Why should you consider composting?
Composting is a hands-on gardening practice that is growing in popularity. It’s a great way to involve yourself in fertilizing your soil. Not only does it add helpful nutrients, but it’s also a fantastic way to recycle your kitchen and yard waste. Composting also reduces landfill waste, contributing to a healthy environment. It can also be a great family activity. Getting kids involved in composting introduces them to a different side of science.
What exactly are the proper components for composting? A healthy compost pile should have a much higher carbon than nitrogen. A good ratio to stick to is one-third nitrogen to two-thirds carbon.
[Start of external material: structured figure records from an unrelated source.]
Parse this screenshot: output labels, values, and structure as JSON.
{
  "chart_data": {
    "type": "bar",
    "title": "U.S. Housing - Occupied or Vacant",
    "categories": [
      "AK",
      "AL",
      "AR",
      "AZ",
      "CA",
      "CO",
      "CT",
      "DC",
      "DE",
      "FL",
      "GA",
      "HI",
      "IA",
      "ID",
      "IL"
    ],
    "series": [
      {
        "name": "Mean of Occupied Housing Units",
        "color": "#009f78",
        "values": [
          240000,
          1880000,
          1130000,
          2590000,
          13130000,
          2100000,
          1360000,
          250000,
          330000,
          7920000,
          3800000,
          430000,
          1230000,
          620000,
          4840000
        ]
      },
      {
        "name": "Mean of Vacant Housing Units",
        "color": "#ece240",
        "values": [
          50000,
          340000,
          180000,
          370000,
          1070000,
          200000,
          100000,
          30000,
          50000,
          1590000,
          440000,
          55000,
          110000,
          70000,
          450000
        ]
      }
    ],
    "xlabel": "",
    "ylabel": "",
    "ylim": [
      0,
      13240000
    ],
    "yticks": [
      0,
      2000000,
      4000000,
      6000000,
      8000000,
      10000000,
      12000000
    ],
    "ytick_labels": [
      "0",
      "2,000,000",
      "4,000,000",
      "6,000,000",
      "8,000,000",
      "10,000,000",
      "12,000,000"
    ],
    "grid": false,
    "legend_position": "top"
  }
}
Carbon-rich materials give your compost pile its light, fluffy body. That includes stems, dried leaves, sawdust, coffee grounds, and eggshells. The carbon in your pile provides an energy source for enzymes and microorganisms, allowing them to break down organic matter better!
Nitrogen is essential to your pile because it produces enzymes. Enzymes help to break down the materials into dirt. Don’t confuse enzymes with microorganisms; enzymes are not alive. They are chemical in nature, while microorganisms and bacteria have cells. Bacteria and microorganisms will find your pile naturally. But both these bacteria and enzymes need carbon to give them food and energy. Food scraps, green lawn clippings, and green leaves contain lots of nitrogen.
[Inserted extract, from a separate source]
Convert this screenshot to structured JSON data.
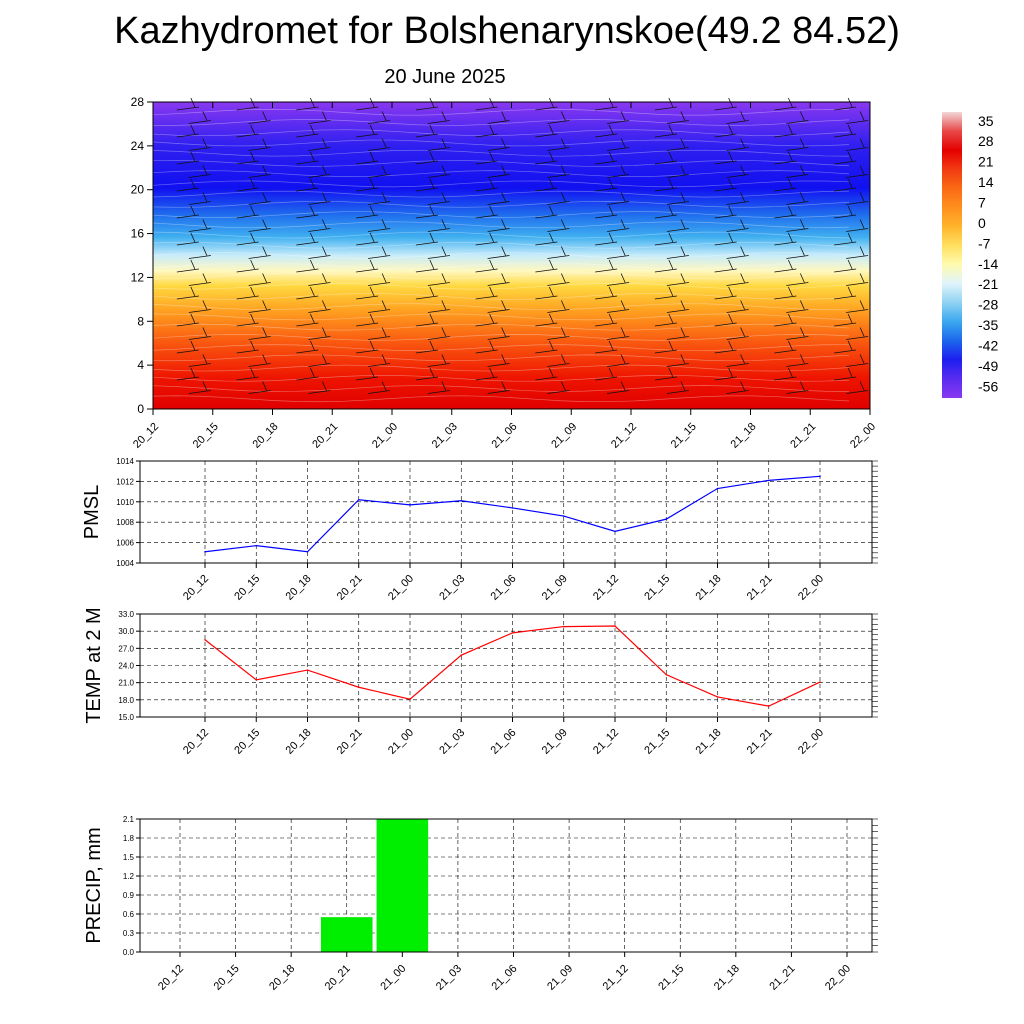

While these things are fantastic to add to your compost pile, there are some materials you should avoid. Meat, bones, and fish will attract pests. Perennial weeds or diseased plants will spread disease to your soil. Pet manures are toxic, and fruit rinds contain pesticide residues that are also harmful.
How to start your compost pile:
Now that you know what and what not to add, here is a rough outline to get your very own compost pile started:
- Start on bare earth as this will allow worms and other organisms to help in the breakdown process.
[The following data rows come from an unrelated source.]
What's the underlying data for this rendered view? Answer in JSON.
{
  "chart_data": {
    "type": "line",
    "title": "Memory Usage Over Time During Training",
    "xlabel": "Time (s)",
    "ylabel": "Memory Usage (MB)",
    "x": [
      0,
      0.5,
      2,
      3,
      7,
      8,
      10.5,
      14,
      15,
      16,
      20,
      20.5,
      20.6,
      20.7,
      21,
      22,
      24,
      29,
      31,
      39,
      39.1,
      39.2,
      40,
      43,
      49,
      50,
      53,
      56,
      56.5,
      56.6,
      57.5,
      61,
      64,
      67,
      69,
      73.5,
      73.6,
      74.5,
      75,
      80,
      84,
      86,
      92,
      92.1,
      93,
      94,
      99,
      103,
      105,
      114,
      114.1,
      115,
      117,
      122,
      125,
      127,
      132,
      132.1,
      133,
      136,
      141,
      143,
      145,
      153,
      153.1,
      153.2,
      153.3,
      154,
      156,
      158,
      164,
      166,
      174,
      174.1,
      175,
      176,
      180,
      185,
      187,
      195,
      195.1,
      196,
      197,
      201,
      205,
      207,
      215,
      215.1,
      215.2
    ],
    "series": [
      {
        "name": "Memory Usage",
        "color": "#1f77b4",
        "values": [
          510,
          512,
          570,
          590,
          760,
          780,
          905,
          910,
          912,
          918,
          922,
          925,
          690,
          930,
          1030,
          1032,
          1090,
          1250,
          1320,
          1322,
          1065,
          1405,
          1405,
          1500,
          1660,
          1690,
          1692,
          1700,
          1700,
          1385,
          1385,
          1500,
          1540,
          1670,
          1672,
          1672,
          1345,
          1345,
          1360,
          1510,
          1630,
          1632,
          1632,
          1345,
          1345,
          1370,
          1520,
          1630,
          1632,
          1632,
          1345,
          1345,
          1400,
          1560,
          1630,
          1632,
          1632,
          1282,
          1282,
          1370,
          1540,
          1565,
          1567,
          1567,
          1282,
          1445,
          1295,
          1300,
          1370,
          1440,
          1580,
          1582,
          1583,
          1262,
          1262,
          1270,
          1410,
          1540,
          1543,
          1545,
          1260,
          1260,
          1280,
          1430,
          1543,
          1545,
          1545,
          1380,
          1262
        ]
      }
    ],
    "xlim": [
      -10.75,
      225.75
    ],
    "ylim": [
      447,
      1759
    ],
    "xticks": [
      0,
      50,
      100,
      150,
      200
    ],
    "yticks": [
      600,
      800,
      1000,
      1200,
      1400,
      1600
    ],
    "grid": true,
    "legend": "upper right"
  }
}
- Lay twigs or straw down first to aid in draining away excess moisture.
- Add your composting materials in layers. It would be best to alternate wet (food scraps, tea bags, etc.) and dry (straw, leaves, wood shavings).
- Keep your pile moist to keep the bacteria and other microorganisms alive.
- Cover the compost pile with whatever you have (wood, plastic, or tarps, for example). That will keep in heat and moisture without it getting over-wet or soggy.
- Turn the pile every few weeks to add oxygen. Oxygen is necessary for the breakdown process. Why? Because it keeps your microorganisms and bacteria alive. When adding more materials to your pile, mix it with the rest of everything instead of layering it on top.
When will your compost be ready to use?
Over the next few months, keep an eye on your pile. The size of materials used, how involved you are, and the intended use are important factors to keep in mind. Depending on those factors, your compost could be ready to use anywhere from a month to a year. You’ll know it’s ready when it looks, feels, and smells like fresh, dark soil instead of rotting vegetables. It should also have the consistency of rich earth!
Once you have your finished product, you’re ready to use your compost. There are many uses for your compost. Some common uses are mulch, fertilizer for gardens, and lawns. You can also use it to mix potting soil or use it as a fantastic topsoil in either a flower or vegetable garden. The possibilities are endless, and your garden will thank you.